A former professor/colleague has been prompting me to go back to school since I finished my masters and when I’d been teaching the tenure track required the terminal degree (PhD or DNP for nursing). It was something I knew I needed to do, but wasn’t committed to the idea of the intense time and research requited just yet. I mean, I was still trying to figure out how to be a good teacher! 

I put in an inquiry about the school just prior to deciding to step away from teaching for a while. That meant I received countless open house invitations that I deleted without a thought. Why even consider it now? I’m not teaching and the thought of a dissertation made me ill.  

A funny thing happened as my travel career continued. Someone would ask me if I planned on doing traveling for long. I’ll save my reply to that for a other post, but in essence it lead to me discussing my plans and hopes for the future. 

School kept coming up. Or more specifically, my desire to do work in sexual education came up. 

My desire is twofold: self-efficacy for both young teenage girls who have experienced a pregnancy and women who are coming out of the sex trade industry. 

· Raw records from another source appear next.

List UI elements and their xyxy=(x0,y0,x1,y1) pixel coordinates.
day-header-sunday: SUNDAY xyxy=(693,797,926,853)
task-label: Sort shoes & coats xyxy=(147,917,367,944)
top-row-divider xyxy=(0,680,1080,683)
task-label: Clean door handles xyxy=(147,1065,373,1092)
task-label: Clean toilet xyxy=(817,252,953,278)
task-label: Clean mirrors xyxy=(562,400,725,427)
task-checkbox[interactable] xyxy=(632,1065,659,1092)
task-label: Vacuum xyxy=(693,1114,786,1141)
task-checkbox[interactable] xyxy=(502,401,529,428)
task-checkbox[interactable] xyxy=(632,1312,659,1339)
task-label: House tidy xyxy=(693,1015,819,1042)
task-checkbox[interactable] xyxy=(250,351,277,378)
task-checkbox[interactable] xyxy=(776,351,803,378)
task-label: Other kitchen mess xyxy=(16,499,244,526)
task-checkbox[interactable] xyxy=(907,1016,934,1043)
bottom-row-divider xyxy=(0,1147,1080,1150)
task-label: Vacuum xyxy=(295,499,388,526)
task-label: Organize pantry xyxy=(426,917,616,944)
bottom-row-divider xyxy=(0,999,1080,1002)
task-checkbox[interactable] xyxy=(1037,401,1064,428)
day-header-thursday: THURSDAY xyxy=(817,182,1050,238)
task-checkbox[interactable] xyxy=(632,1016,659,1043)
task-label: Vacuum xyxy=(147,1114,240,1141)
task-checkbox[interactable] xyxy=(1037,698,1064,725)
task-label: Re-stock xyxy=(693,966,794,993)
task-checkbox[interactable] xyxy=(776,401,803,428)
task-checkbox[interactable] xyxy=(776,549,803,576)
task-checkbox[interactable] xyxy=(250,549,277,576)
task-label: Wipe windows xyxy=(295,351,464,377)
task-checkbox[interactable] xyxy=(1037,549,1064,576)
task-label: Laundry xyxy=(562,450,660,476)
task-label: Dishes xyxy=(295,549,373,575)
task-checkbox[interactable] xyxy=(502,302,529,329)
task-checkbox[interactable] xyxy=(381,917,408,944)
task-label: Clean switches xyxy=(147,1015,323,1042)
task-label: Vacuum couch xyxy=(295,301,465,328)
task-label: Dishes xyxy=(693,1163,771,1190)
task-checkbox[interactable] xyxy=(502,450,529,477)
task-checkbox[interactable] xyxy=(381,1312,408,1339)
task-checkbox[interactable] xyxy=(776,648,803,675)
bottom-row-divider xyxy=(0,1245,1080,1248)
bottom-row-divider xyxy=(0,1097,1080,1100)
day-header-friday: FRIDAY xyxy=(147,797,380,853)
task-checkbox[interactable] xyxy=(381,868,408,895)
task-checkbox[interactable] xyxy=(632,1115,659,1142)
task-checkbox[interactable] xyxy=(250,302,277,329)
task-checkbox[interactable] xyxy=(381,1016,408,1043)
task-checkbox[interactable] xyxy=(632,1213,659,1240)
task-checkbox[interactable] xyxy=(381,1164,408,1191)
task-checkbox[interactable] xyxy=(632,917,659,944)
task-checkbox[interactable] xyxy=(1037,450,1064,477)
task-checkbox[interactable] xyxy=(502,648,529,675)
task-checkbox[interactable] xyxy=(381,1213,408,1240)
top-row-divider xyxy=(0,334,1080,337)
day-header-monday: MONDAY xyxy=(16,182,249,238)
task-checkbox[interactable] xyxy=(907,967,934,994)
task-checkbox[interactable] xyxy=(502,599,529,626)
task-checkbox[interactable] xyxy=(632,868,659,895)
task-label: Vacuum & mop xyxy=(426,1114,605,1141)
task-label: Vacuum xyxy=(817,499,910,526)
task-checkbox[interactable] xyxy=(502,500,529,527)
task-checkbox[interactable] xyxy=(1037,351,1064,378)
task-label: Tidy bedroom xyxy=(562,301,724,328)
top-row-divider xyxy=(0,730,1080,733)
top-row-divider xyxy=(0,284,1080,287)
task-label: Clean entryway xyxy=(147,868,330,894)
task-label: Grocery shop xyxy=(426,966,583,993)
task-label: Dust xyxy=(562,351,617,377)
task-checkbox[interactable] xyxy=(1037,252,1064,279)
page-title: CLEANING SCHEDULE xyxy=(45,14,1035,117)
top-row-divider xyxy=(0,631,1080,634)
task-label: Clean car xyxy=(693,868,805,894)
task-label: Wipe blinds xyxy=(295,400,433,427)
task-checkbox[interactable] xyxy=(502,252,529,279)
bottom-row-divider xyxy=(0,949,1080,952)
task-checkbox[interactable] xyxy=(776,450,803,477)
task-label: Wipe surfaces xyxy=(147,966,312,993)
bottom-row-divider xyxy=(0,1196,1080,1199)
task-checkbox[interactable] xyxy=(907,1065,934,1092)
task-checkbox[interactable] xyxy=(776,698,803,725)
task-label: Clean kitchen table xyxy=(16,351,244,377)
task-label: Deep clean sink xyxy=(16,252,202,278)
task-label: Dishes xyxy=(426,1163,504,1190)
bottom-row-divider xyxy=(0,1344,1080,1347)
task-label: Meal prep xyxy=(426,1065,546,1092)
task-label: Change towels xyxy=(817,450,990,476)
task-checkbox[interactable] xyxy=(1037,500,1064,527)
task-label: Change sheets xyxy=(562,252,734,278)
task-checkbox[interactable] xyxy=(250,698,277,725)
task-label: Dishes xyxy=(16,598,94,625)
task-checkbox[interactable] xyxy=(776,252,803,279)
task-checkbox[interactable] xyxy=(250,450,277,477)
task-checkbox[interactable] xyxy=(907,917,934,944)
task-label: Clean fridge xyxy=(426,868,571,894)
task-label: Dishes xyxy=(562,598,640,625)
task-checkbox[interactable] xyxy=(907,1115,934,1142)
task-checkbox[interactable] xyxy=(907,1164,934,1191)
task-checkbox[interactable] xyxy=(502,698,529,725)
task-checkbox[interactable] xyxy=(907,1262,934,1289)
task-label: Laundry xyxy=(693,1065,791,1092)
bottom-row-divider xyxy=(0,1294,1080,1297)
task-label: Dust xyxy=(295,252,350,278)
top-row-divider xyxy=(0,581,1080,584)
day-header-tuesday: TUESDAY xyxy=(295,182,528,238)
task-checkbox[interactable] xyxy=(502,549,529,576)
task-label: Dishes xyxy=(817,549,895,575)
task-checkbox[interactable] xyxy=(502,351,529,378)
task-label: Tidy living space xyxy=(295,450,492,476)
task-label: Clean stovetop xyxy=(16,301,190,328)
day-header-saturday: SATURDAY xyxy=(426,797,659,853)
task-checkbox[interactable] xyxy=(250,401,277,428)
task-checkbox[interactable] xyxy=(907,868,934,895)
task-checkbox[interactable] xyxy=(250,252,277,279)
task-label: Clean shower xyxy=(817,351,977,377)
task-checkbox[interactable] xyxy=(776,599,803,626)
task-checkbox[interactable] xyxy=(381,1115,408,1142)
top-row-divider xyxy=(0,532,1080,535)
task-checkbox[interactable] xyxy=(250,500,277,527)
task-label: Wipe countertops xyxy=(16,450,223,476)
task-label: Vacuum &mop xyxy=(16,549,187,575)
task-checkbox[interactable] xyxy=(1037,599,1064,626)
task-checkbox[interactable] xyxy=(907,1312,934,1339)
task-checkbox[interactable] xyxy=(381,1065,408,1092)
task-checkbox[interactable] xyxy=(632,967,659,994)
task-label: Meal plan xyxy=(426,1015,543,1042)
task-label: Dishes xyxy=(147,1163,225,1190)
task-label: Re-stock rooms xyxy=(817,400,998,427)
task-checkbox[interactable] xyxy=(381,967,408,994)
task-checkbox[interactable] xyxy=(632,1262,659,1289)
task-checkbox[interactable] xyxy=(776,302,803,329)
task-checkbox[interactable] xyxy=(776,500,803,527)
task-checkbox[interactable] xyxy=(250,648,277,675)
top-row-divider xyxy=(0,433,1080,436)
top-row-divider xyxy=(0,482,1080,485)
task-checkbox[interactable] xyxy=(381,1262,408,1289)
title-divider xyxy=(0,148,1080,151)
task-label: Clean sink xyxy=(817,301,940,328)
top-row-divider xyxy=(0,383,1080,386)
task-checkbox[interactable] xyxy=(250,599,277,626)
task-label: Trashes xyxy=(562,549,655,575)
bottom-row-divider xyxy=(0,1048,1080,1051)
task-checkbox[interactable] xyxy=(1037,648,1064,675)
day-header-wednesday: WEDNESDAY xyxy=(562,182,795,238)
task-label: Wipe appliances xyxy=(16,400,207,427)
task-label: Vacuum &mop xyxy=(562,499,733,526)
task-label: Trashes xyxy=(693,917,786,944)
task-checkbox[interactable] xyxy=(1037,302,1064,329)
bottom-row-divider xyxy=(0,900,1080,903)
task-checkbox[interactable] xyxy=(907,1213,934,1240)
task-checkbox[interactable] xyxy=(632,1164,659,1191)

We do a real disservice to young girls when it comes to sexual health. Shoot, we do a disservice to adolescents in general. I’ll not proceed into a rant here, but I firmly believe there’s a way to introduce sexual education to kids in conjunction with faith. Acknowledging sin, faith, hormones, temptation, and education is vital and important. As to the other portion, there’s a group of people who are lost. Being forced to engage in sexual activity against your will can damage you in ways people don’t understand. Where’s the help? Spiritually, emotionally, physically? There’s so many good programs and bridging the gap for people in these situations is huge. 

It became obvious to me that taking a research approach was going to make seeing where I could help easier. 

An email popped up in my inbox a few months ago for Penn’s Open house and I was actually already going to be off and close to home. RSVP and I’m there! I was blown away by what Penn could offer. A prestigious institution that would equip me with the tools Id need to make my desires clear…

If I could get in 

GRE taking, application, stomach churning interview process. I’m at the point where I’m not even sure what I want to happen. 

Cons or uncertainties

  1. Giving up traveling for a minimum of 3 years
  2. Battling anxiety of trying to make it through school
  3. Paper writing including my dissertation 
  4. And Philly winters 😑


  1. Being in and graduating from (because I’ll graduate even if it kills me) a prestigious program
  2. Having an excellent mentoring program in my study and in general 
  3. Not being financially in debt 
  4. Having options in my career 

I keep telling myself that it’s okay if I don’t get in because it’s another year I’ll have the fortune of avoiding winter. I’d be lying if I say I won’t cry if I’m rejected. 

So here I am. On the cusp of trying to determine the next steps in my career, wondering if it’s the next best step for me. I’m hoping I get in and am successful. I’ll figure out the rest of the path after that, eh? God seems to be leading me somewhere if I’ll listen closely.